A good friend of the site had an opinion on climate change published in The Washington Post the other day. It can be found here, and I have taken the liberty of reproducing Debra Jacobson's comments in their entirety below as well:
Post readers can be forgiven for not knowing a lot about last week’s major international conference in Rio de Janeiro dealing with climate change. That is because The Post didn’t send Juliet Eilperin, its fine environmental writer, to cover it and because it carried few stories [“Results of Earth Summit are far from earthshaking,” news, June 23] on the event and nothing of it on the front page.

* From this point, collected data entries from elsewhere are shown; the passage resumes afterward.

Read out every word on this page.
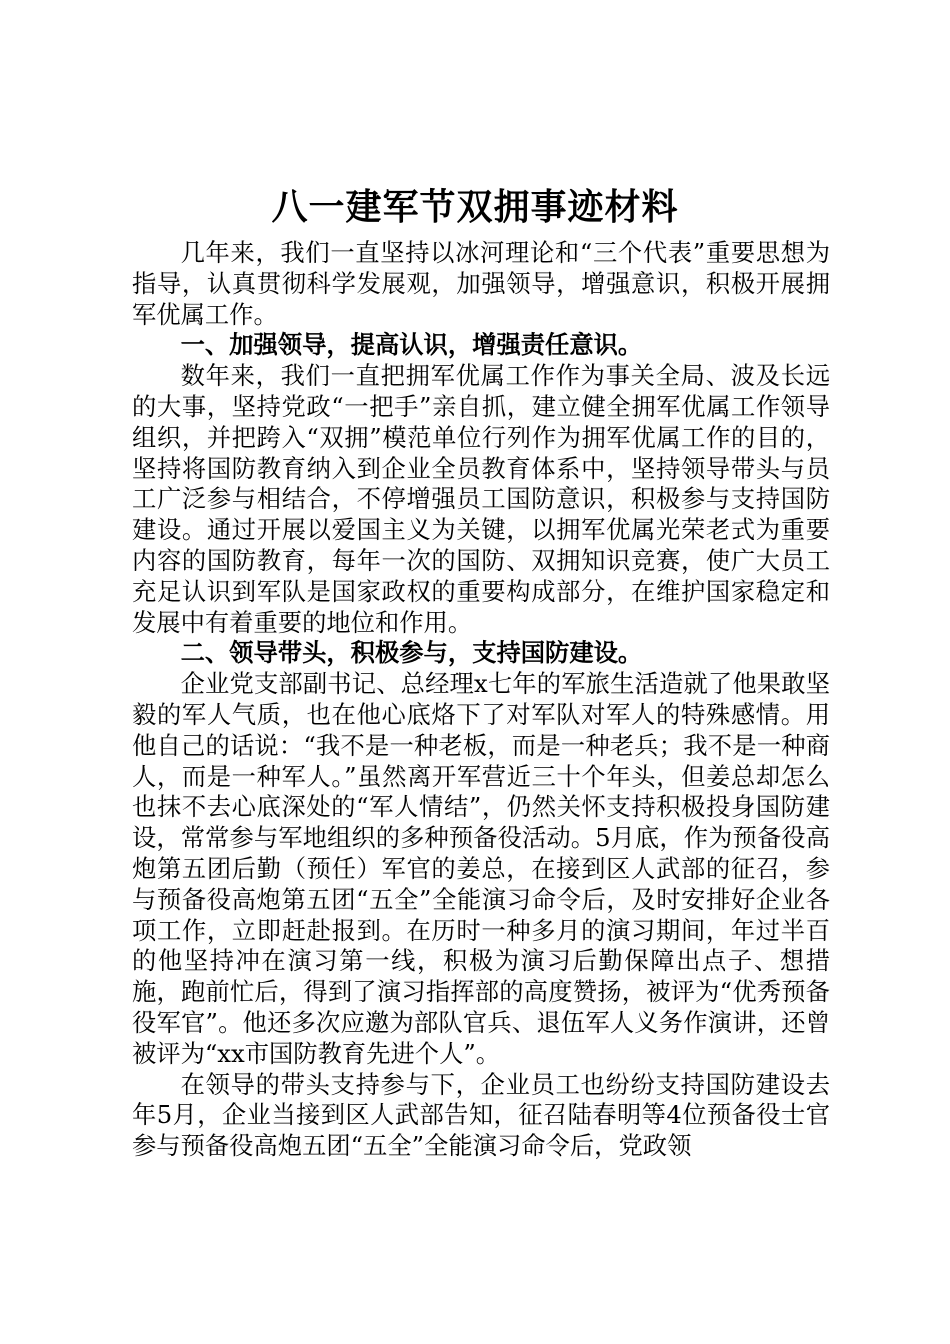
八一建军节双拥事迹材料

几年来，我们一直坚持以冰河理论和“三个代表”重要思想为指导，认真贯彻科学发展观，加强领导，增强意识，积极开展拥军优属工作。

一、加强领导，提高认识，增强责任意识。

数年来，我们一直把拥军优属工作作为事关全局、波及长远的大事，坚持党政“一把手”亲自抓，建立健全拥军优属工作领导组织，并把跨入“双拥”模范单位行列作为拥军优属工作的目的，坚持将国防教育纳入到企业全员教育体系中，坚持领导带头与员工广泛参与相结合，不停增强员工国防意识，积极参与支持国防建设。通过开展以爱国主义为关键，以拥军优属光荣老式为重要内容的国防教育，每年一次的国防、双拥知识竞赛，使广大员工充足认识到军队是国家政权的重要构成部分，在维护国家稳定和发展中有着重要的地位和作用。

二、领导带头，积极参与，支持国防建设。

企业党支部副书记、总经理x七年的军旅生活造就了他果敢坚毅的军人气质，也在他心底烙下了对军队对军人的特殊感情。用他自己的话说：“我不是一种老板，而是一种老兵；我不是一种商人，而是一种军人。”虽然离开军营近三十个年头，但姜总却怎么也抹不去心底深处的“军人情结”，仍然关怀支持积极投身国防建设，常常参与军地组织的多种预备役活动。5月底，作为预备役高炮第五团后勤（预任）军官的姜总，在接到区人武部的征召，参与预备役高炮第五团“五全”全能演习命令后，及时安排好企业各项工作，立即赶赴报到。在历时一种多月的演习期间，年过半百的他坚持冲在演习第一线，积极为演习后勤保障出点子、想措施，跑前忙后，得到了演习指挥部的高度赞扬，被评为“优秀预备役军官”。他还多次应邀为部队官兵、退伍军人义务作演讲，还曾被评为“xx市国防教育先进个人”。

在领导的带头支持参与下，企业员工也纷纷支持国防建设去年5月，企业当接到区人武部告知，征召陆春明等4位预备役士官参与预备役高炮五团“五全”全能演习命令后，党政领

If nothing happened, why write a lot about it? Mainly because nothing happened and because this shows that the political powers are acting with all the speed of a 5-year-old told to clean up his room. The difference is that the room eventually will get cleaned up, but the climate will keep getting worse for every bit of delay.
Because there are so few stories about our rush to a harmful way of life, there is little public outcry to do something to slow the process down. Because there is little public concern, the Republican presidential candidates felt safe in saying during their debates that climate change was a hoax.
If The Post doesn’t want to be among the villains that our children and grandchildren look back on as having done too little to prevent the world they will be living in from happening, it should start taking the problem more seriously and help counter the know-nothings who shout loudly while putting politics ahead of science.